そう言えば、クロはどこでもクロと言う名前でした。
職場にいた時も誰にも名前を尋ねられた事もないのに、みんなクロと呼んでいました。
それ以外の名前は思いつかないような、真っ黒の犬だったから。
それでも捨てられる前には、もう少し洒落た名前で呼ばれていた事もあったのでしょうか?
そのまま私はクロを迎えに動物病院へ向かいました。
驚いた事に探し当てた動物病院は、彼の入院している病院の真ん前だったのです。
救急車で運ばれる彼の姿をどこかから見ていて、その後を追ってこの町まで来ていたのでしょうか?
この時ほど犬が言葉を話せたらいいと思った事はありませんでした。
クロに色々聞いてみたかった。
どんな風だったの?どこで何をしていたの?何を考えていたの?と。
体のあちこちに残る傷跡が、事故にあった事を示していました。
でも元気そうでした。
クロは私を見ても、驚く様子も嬉しそうな様子も見せませんでした。
数ヶ月逢わなかっただけで、私の事を忘れるはずはありません。
看護婦さん達が入れ替わり立ち代り、クロにお別れの挨拶を言います。
「クロちゃん、元気でね。」
先生はクロの治療費を受け取ってくれませんでした。
「そんなつもりじゃないですから。この子のためにやった事ですから結構です。」と・・・
五匹の仔犬とクロを乗せて彼の入院している病院へ行きました。
クロは車に乗るのを嫌がり暴れまくりました。
やはり事故を思い出して怖かったんでしょうか。
彼を車椅子に乗せて駐車場でクロと仔犬を見せました。
その時もクロは彼を見て喜ぶ様子は、ありませんでした。
その時はわからなかったけど、いま考えるとクロは事故のせいで記憶喪失になっていたのじゃないのでしょうか?

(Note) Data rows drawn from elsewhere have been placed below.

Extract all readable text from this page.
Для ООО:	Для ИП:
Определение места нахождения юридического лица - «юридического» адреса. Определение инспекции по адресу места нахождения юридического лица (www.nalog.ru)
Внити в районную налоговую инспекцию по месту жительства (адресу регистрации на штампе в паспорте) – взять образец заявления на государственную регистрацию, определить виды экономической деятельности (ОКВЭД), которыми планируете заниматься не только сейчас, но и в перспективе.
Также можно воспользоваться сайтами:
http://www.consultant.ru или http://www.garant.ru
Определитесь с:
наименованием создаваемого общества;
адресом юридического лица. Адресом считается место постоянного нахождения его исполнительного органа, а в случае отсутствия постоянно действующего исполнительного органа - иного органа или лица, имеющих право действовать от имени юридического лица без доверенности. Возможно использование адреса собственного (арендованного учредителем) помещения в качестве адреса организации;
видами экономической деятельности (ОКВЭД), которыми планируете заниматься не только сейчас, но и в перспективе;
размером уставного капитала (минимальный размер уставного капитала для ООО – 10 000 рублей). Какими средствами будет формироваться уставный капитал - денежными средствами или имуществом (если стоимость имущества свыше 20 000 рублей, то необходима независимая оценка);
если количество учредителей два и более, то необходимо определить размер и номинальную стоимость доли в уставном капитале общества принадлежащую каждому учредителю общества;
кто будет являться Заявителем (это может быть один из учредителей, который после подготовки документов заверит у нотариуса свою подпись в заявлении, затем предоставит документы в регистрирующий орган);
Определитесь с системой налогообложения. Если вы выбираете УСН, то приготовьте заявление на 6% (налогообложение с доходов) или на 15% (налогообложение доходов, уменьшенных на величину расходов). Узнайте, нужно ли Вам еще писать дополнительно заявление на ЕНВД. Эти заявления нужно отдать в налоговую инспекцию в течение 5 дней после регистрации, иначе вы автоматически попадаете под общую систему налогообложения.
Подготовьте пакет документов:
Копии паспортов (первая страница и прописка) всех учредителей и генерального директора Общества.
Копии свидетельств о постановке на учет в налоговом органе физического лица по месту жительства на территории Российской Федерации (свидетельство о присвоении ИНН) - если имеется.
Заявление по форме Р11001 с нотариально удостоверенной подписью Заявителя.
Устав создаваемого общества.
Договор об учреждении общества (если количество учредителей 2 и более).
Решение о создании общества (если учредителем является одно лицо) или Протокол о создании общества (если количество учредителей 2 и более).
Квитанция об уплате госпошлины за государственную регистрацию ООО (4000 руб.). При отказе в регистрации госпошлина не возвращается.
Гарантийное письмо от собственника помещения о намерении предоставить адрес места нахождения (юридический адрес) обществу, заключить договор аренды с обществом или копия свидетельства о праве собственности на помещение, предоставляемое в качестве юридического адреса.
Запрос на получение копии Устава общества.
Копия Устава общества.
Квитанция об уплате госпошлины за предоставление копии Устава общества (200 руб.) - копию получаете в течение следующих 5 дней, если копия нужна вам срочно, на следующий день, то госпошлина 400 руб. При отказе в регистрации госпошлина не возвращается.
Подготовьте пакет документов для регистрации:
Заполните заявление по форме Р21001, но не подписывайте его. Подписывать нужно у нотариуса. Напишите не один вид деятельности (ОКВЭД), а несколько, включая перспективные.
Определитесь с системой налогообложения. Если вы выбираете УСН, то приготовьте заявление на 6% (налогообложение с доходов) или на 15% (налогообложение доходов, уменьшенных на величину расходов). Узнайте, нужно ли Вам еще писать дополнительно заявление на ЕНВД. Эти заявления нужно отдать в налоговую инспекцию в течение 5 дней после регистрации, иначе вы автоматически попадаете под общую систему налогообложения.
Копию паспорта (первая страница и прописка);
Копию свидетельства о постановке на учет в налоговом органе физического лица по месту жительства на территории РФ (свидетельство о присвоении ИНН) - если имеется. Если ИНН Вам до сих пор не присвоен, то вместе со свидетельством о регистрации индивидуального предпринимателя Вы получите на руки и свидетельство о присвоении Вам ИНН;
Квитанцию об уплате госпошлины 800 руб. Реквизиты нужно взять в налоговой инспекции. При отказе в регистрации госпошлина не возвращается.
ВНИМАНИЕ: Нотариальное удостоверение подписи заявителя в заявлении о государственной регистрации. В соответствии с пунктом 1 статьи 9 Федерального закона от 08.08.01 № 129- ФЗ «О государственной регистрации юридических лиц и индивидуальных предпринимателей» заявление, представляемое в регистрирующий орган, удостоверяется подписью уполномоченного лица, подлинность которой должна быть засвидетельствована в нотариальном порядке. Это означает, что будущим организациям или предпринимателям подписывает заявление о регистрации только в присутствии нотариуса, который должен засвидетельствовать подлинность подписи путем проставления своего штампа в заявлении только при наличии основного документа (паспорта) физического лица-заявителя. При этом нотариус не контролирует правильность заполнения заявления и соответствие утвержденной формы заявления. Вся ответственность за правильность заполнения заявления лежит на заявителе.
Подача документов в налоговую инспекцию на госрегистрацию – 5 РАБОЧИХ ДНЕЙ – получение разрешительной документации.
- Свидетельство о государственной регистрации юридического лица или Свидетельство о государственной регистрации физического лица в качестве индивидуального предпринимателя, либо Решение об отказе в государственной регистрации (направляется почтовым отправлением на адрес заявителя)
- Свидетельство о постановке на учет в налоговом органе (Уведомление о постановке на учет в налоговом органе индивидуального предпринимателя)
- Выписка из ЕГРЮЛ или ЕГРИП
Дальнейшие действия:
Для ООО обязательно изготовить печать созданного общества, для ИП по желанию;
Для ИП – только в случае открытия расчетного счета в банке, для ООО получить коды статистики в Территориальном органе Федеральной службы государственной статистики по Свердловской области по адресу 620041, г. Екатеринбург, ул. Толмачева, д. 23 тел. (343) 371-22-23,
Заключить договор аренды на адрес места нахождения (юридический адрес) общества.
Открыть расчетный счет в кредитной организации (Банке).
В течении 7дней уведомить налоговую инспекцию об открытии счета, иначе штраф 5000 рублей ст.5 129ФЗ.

あれだけの事故で、もちろんシートベルトをしていないクロが頭を強打した事は充分に考えられます。
そう考えれば私を見たときや、彼を見たときの平然としたクロの他人を見る目つきは納得できます。
帰りの車の中でクロは仔犬達の事もそっちのけに狂ったように暴れまくりました。
事故のものすごさをわかるには充分でした。
記憶喪失になっているのならその記憶も消してしまえばよかったのに。
事故の記憶はなくても本能的な恐怖に怯えていたのでしょうか。
一時間の道のりが永遠に続くかと思われるほど長く感じました。